Happy Hobby Lobby Day! As the birth control mandate is argued before the supreme court, take a minute to read our explainer on the cases, what the bigger (and worrisome) implications of the decision could be — including that it could open the floodgates to more anti-gay legislation — and how Justice Scalia will have to reckon with his past on religious liberty.
Ed Kilgore wonders if Rand Paul can actually become the mainstream candidate for 2016 he wants to be when his past is so deeply intertwined with the Paul Revolution.
Daniel Strauss looks at North Carolina, where Republicans might be bungling a serious Senate seat pickup opportunity: “With a little more than a month before the Senate primary, the GOP still lacks a de facto nominee.”
Democratic candidate Bruce Braley, who has been favored to win the seat vacated by Sen. Tom Harkin (D-IA), was caught on video at a fundraiser warning that Chuck Grassley, “a farmer from Iowa who never went to law school” could be Senate Judiciary chair. Is this his undoing? Or just a blip in the road?

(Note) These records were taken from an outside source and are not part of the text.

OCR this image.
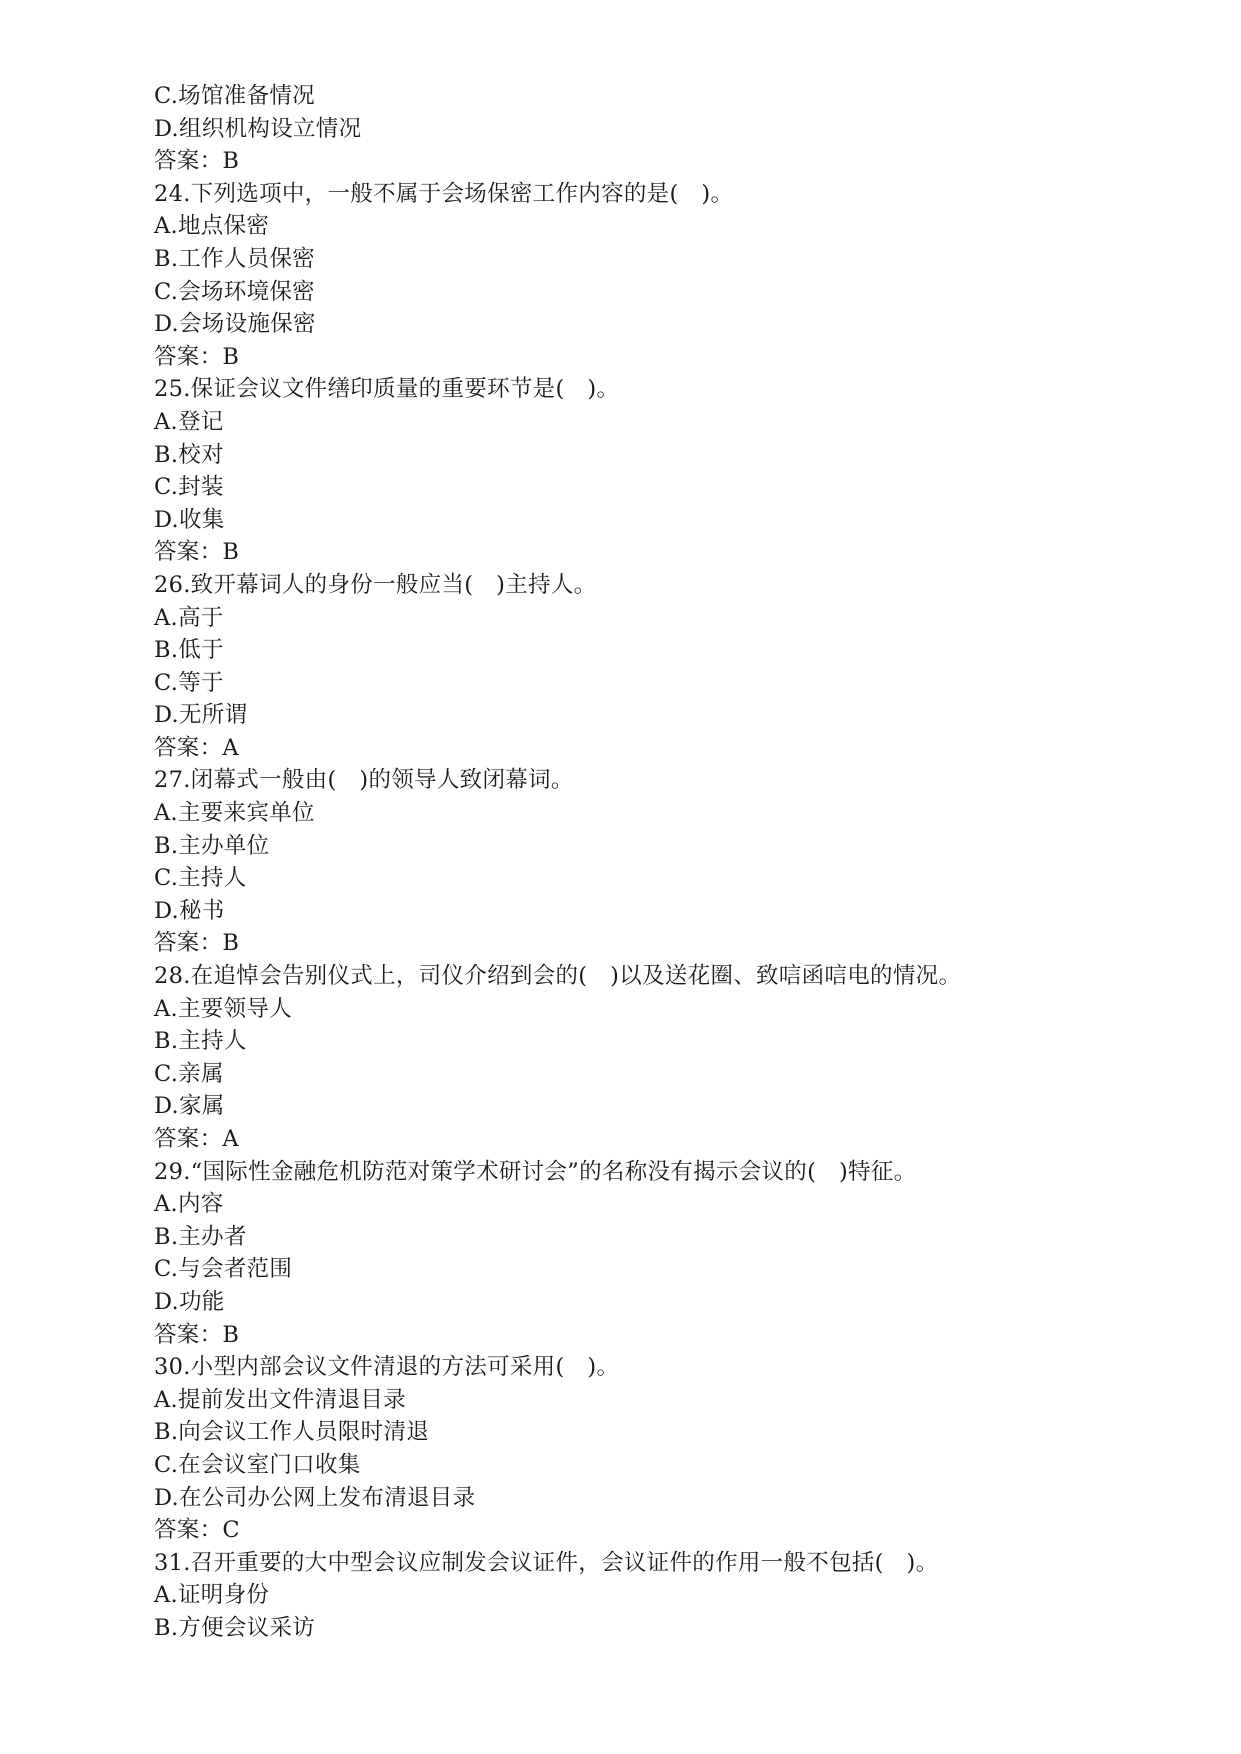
C.场馆准备情况
D.组织机构设立情况
答案：B
24.下列选项中，一般不属于会场保密工作内容的是(　)。
A.地点保密
B.工作人员保密
C.会场环境保密
D.会场设施保密
答案：B
25.保证会议文件缮印质量的重要环节是(　)。
A.登记
B.校对
C.封装
D.收集
答案：B
26.致开幕词人的身份一般应当(　)主持人。
A.高于
B.低于
C.等于
D.无所谓
答案：A
27.闭幕式一般由(　)的领导人致闭幕词。
A.主要来宾单位
B.主办单位
C.主持人
D.秘书
答案：B
28.在追悼会告别仪式上，司仪介绍到会的(　)以及送花圈、致唁函唁电的情况。
A.主要领导人
B.主持人
C.亲属
D.家属
答案：A
29.“国际性金融危机防范对策学术研讨会”的名称没有揭示会议的(　)特征。
A.内容
B.主办者
C.与会者范围
D.功能
答案：B
30.小型内部会议文件清退的方法可采用(　)。
A.提前发出文件清退目录
B.向会议工作人员限时清退
C.在会议室门口收集
D.在公司办公网上发布清退目录
答案：C
31.召开重要的大中型会议应制发会议证件，会议证件的作用一般不包括(　)。
A.证明身份
B.方便会议采访
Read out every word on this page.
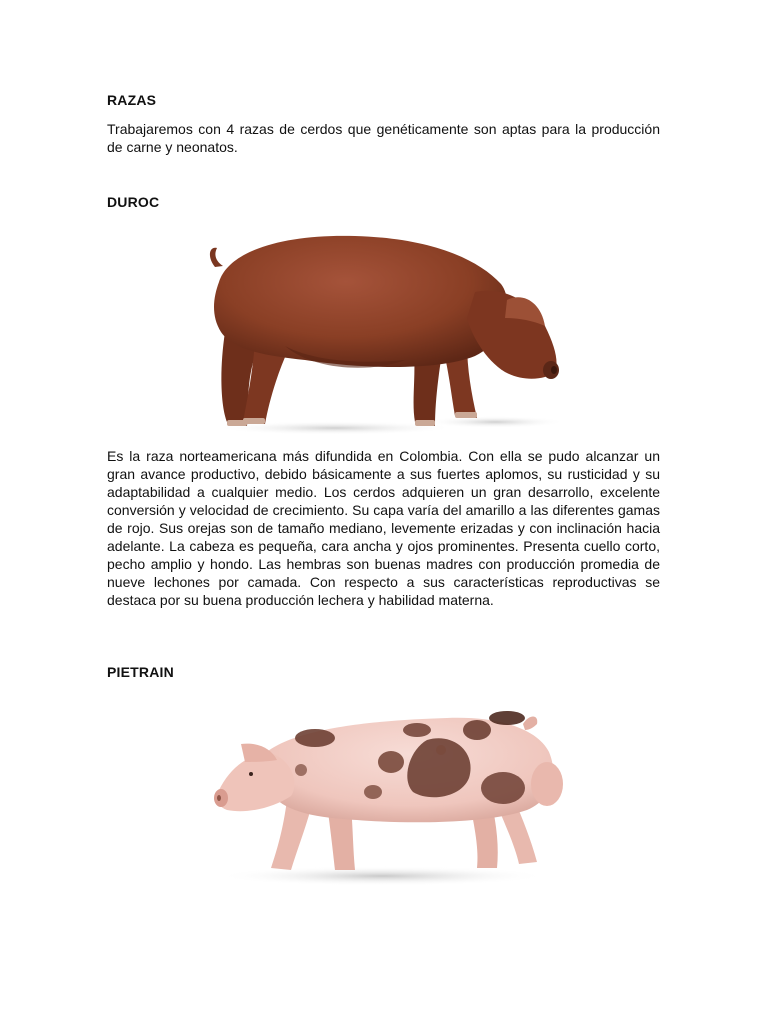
RAZAS
Trabajaremos con 4 razas de cerdos que genéticamente son aptas para la producción de carne y neonatos.
DUROC
Es la raza norteamericana más difundida en Colombia. Con ella se pudo alcanzar un gran avance productivo, debido básicamente a sus fuertes aplomos, su rusticidad y su adaptabilidad a cualquier medio. Los cerdos adquieren un gran desarrollo, excelente conversión y velocidad de crecimiento. Su capa varía del amarillo a las diferentes gamas de rojo. Sus orejas son de tamaño mediano, levemente erizadas y con inclinación hacia adelante. La cabeza es pequeña, cara ancha y ojos prominentes. Presenta cuello corto, pecho amplio y hondo. Las hembras son buenas madres con producción promedia de nueve lechones por camada. Con respecto a sus características reproductivas se destaca por su buena producción lechera y habilidad materna.
PIETRAIN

Update 4:32 p.m.: Braley’s already apologized for the remark.
A South Carolina college has hired the state’s lieutenant governor, who has little educational experience but deep neo-Confederate ties, as its new president.
With Hobby Lobby’s arguments against the birth control mandate before the Supreme Court today, it seems like as good of a day as any to re-read Ed Kilgore’s great take on how the religious liberty campaign is backfiring.
This morning Elena Kagan cited Antonin Scalia’s own arguments in front of him to argue against overturning the Obamacare birth control mandate.